AJ Hackett, a New Zealander, began the commercial bungee jumping trend. Auckland’s Greenhithe Bridge was where he made his first bungee jump in 1986. Hackett continued to jump from various bridges and other structures, including the Eiffel Tower. These bungee jumps built public interest toward the sport thus opened the world’s first permanent commercial bungee jumping site, the Kawarau Bridge Bungee at Queenstown in the South Island of New Zealand. Since 1980, despite the basic dangers of jumping from great height, millions of successful jumps have been made. Bungee operators are rigorously are complying with the standards and guidelines for bungee jumping, for instance, double checking calculations and fittings for every jump. Injuries can still occur and in some cases fatalities have happened, usually fatalities happen due to the cord being too long. The cord should be substantially shorter than the height of the jumping platform to allow it room to stretch. When the cord reaches its natural length the jumper either starts to slow down or keeps accelerating depending upon the speed of descent. One may not even start to slow until the cord has been stretched a significant amount, because the cord’s resistance to distortion is zero at the natural length, and increases only gradually after, taking some time to even equal the jumper’s weight.

Bungee Jumping Equipment

Factory-produces braided shock cord is the elastic rope first used in bungee jumping and today still used by many commercial operators.
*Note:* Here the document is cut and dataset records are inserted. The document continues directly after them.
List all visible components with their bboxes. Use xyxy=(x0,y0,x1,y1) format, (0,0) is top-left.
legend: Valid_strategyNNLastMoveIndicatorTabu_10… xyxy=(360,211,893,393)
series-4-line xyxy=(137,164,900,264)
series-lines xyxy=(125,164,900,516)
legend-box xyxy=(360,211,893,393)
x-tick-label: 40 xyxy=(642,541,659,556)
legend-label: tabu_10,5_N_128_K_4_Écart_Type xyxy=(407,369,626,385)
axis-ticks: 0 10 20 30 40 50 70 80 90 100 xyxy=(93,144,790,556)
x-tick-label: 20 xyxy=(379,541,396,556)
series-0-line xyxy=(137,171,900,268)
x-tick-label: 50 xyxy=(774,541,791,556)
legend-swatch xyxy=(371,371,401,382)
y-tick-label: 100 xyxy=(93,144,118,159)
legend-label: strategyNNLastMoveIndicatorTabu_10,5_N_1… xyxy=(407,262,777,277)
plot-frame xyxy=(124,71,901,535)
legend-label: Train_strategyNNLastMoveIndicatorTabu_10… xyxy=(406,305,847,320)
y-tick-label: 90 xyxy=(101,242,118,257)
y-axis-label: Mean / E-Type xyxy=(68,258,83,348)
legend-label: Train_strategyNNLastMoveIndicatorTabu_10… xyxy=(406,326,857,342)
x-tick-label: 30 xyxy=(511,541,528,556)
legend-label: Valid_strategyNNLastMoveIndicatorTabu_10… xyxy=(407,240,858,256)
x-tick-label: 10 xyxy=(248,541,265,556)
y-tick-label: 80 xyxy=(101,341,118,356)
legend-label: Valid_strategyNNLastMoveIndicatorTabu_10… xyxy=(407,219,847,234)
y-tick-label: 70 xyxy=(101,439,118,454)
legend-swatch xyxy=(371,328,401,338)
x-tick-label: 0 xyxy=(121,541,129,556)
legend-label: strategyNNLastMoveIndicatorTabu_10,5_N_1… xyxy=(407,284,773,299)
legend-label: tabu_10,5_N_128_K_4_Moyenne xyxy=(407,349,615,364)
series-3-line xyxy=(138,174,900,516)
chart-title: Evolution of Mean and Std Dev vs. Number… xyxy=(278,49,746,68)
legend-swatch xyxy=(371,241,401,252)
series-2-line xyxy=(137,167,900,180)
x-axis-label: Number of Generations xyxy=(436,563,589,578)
This consists of many latex strands enclosed in a tough outer cover. The outer cover may be applied when the latex is pre-stressed, so that the cord’s resistance to extension is already significant at the cord’s natural length. This gives a harder, sharper bounce. The braided cover also provides significant durability benefits. Other operators, including A J Hackett and most southern-hemisphere operators, use unbraided cords with exposed latex strands . These give a softer, longer bounce and can be produced at home. There may be a certain elegance in using only a simple ankle attachment, but accidents where participants became detached led many commercial operators to use a body harness, if only as a backup for an ankle attachment. Body harnesses generally derive from climbing equipment rather than parachute equipment.